Published June 6, 2023 | 3 min read
Key Points
- Greater levels of regulatory scrutiny mean firms are favoring smaller deals, spin offs and bolt-on acquisitions as they seek to deploy over a trillion dollars of cash on their balance sheets.
- Healthcare firms that benefitted from government COVID support are using that cash to drive M&A, with a greater focus on the long-term pricing impact of small molecules and biologics.
- Sponsors are looking for creative financing routes to unlock opportunities for owning bigger enterprises in partnership with strategics.
- Management and boards need to be prepared to think creatively about bridging valuation gaps and packaging proposals as M&A activity ramps up in H2.
Smaller deals in favor as sponsor activity drives Healthcare M&A
David Levin: Antitrust and the current environment we're operating in with the FTC is putting any thought of a large cap merger out of play. As boards consider deals, it's more about bolting on products and platforms that fit and can drive growth. It's taking longer for deals to get done but it's not stopping them from happening.
Ahmed Attia: You're seeing businesses both large and small consider spin-offs, divestitures and carve outs. The financial sponsor community has over a trillion dollars of capital on their balance sheets, which middle market firms with a focus on healthcare are anxious to deploy. We believe that’s going to drive a lot of M&A activity in H2 this year.
Firms leveraging government support to drive M&A
Andrew ‘Cal’ Callaway: Government support was a huge benefit to many large cap companies who participated in not only covid vaccines, but also in therapeutics. With growth beginning to wane, you're going to see those participants use the cash sitting on balance sheets to aggressively chase new opportunities across the board. On the therapeutic side people are changing how they think about the long term for many of these programs; small molecules could have meaningful pricing impact nine years out and biologics 13 years out.
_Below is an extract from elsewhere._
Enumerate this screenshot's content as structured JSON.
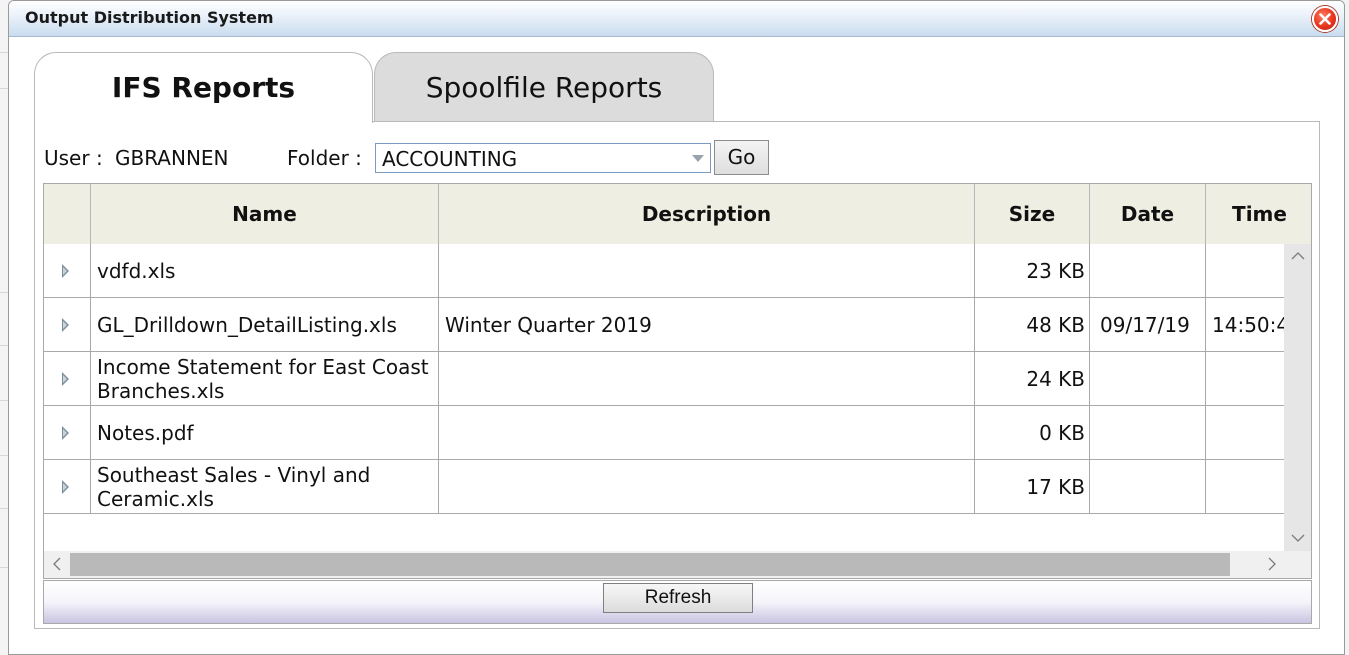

Ahmed Attia: Interestingly, the financial sponsor community has been able to outcompete strategics for assets in select sectors. We're seeing that dynamic across the board, especially in pharma services around CRO assets, CDMO assets, and some select HCIT assets and large platforms; because of the capital that’s out there to be deployed.
Sponsors exploring creative financing to leverage larger deals
David Levin: In life sciences, sponsors have shifted their focus away from specialty pharma and generics to focus on areas such as Consumer Health, OTC or CDMO. And they've put expertise onto their teams to build these life sciences funds. It's less of a traditional M&A acquisition model and more of a creative financing model.
Ahmed Attia: Sponsors are looking for very specific creative, differentiated angles to unlock opportunities, where they could ultimately own a bigger enterprise in partnership with strategics; enabling sponsors to deploy their capital.
Andrew ‘Cal’ Callaway: Private equity has benefited from having access to direct lenders as they think about existing portfolio company additions or smaller transactions. Large cap private equity is struggling to access the institutional market, but as that market begins to open up, we're going to see a wave of pretty sizable transactions of £10 billion and above.
Businesses should prepare for robust M&A in H2
Andrew ‘Cal’ Callaway: My advice to firms in a more robust M&A market is be prepared and know what you want to do, because these opportunities are going to come fast and furious. You need to make sure you have your ducks in a row from a management board perspective.
Ahmed Attia: Businesses should think creatively about M&A in terms of structures that can bridge valuation gaps in terms of back-end mechanisms to address the topic of valuation. They should also think creatively about financing and consider how to package a fulsome proposals.
Vito Sperduto: You need to make sure that you've got a really strong team around you, because deals are going to take longer and there's going to be more work that needs to be done with the regulators.